Ayat 6. Dalam hal menjalankan panggilan paksa sebagaimana dimaksud pada ayat (5), Polri dapat menyandera badan hukum dan/atau warga masyarakat untuk paling lama 30 hari.
Pasal 122 huruf K, menyebutkan, “MKD bertugas mengambil langkah hukum dan atau langkah lain terhadap orang perseorangan, kelompok orang atau badan hukum yang merendahkan kehormatan DPR dan anggota DPR.”
Pasal 224 ayat 1. Anggota DPR tidak dapat dituntut di depan pengadilan karena penyataan, pertanyaan, dan/atau pendapat yang dikemukakannya baik secara lisan maupun tertulis di dalam rapat DPR ataupun di luar rapat DPR yang berkaitan dengan fungsi serta wewenang dan tugas DPR.

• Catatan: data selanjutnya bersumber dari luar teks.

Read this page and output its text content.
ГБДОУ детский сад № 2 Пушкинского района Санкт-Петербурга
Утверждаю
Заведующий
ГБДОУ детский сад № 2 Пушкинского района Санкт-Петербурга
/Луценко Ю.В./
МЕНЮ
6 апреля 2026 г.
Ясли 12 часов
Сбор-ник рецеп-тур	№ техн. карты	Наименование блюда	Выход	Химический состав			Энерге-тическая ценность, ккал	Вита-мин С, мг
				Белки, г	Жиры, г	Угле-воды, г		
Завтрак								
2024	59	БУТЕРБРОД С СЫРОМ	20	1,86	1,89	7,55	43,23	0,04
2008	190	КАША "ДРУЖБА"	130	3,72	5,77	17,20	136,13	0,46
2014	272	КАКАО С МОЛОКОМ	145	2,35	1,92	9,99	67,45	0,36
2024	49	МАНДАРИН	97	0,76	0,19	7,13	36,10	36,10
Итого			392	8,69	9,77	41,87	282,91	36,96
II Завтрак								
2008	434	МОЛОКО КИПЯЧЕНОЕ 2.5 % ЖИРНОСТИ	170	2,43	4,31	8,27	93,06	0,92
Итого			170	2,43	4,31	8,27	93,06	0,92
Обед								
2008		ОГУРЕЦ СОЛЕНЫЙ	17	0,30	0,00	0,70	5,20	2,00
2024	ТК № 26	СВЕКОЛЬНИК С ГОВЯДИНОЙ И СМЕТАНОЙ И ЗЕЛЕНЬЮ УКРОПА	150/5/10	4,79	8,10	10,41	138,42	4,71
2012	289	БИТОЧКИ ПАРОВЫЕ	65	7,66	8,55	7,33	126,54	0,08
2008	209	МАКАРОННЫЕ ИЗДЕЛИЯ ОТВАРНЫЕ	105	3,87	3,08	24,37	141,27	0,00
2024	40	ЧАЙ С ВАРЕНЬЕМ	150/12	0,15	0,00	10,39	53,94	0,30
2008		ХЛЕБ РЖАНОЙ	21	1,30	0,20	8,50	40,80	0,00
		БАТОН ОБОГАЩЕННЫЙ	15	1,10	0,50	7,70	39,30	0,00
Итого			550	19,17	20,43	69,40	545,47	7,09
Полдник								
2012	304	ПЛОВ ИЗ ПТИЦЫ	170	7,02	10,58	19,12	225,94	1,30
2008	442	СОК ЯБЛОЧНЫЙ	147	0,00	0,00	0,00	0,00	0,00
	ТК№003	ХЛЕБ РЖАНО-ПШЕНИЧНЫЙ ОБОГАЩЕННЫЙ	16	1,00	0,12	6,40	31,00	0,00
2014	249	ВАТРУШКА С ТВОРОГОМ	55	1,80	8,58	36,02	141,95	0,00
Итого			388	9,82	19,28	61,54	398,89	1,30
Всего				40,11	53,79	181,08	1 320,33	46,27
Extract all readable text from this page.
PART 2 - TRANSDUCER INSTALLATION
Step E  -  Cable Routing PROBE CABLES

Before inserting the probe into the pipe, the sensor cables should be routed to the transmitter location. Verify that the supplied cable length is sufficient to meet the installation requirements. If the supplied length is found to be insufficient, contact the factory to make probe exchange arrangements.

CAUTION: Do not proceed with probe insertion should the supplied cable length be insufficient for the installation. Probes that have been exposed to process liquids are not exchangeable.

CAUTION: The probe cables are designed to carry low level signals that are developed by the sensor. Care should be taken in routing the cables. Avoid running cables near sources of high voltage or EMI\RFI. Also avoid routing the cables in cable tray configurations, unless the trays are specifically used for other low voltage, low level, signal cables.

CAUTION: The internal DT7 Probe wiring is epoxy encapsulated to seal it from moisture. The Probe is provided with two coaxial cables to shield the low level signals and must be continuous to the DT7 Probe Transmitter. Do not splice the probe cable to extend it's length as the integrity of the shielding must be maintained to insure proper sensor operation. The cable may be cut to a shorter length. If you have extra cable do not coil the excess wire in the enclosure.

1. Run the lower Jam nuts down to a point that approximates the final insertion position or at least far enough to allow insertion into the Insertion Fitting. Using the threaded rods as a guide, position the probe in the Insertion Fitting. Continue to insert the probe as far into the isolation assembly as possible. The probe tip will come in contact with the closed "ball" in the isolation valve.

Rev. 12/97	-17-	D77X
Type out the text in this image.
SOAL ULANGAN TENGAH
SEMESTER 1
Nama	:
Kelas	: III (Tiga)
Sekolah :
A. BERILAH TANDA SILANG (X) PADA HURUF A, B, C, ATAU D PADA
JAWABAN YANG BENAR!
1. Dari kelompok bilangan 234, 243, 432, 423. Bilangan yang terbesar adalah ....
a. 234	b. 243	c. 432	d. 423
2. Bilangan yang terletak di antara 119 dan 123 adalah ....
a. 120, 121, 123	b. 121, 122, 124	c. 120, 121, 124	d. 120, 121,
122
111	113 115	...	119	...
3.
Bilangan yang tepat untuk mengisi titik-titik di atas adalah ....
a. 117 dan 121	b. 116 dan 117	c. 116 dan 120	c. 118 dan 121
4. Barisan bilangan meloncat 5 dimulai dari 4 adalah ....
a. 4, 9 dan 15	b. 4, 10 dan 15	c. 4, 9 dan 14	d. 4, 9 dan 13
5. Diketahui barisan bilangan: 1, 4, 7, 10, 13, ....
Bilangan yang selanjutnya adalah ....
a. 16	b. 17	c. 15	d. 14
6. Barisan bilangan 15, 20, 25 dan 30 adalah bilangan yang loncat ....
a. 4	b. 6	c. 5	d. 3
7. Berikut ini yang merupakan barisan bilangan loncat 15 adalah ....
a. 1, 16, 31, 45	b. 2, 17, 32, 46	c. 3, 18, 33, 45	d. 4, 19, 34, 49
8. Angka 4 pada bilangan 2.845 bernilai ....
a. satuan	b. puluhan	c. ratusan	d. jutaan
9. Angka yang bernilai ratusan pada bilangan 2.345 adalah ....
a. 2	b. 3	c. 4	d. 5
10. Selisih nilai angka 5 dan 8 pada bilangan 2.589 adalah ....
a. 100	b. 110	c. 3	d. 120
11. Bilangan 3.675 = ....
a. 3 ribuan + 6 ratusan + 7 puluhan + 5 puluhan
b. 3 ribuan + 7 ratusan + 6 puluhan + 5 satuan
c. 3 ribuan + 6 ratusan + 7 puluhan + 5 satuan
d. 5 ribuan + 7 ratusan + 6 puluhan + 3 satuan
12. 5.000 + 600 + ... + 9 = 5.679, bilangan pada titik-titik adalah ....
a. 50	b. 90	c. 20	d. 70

Pasal 245 Pemanggilan dan permintaan keterangan kepada anggota DPR sehubungan dengan terjadinya tindak pidana yang tidak sehubungan dengan pelaksanaan tugas sebagaimana dimaksud dalam Pasal 224, harus mendapatkan persetujuan tertulis dari Presiden setelah mendapat pertimbangan dari Mahkamah Kehoramatan Dewan (MKD).
Dari sini kita dapat melihat bahwa Wakil Rakyat (DPR) kita akan semakin dilindungi hukum (imunitas tampa batas) ketika lembaga ini menjadi lembaga yang ratingnya nomor satu paling tidak dapat dipercayai lagi, yang seyogyanya kita harapkan ialah undang-undang yang lebih memperketat pengawasan kepada lembaga yang katanya mewakili aspirasi rakyat Indonesia di kursi empuk DPR, yang sekarang jika kita rasakan “Legislatif rasa Yudikatif”.
Ini akan menjadi refleksi bagi kita semua, dan yang menjadi kegelisahan yang harus segera kita sikapi Mahasiswa Indonesia, segenap Rakyat Indonesia “Tolak UU MD3 Revisi”.
Bangsa yang merdeka adalah bangsa yang bebas memberikan aspiranya, jika kita hanya diam dan takut maka saya akan memetik kata-kata dari Wiji Thukul “Jika kau menghamba kepada ketakutan, kita memperpanjang barisan perbudakan”. Merdeka!!! (*)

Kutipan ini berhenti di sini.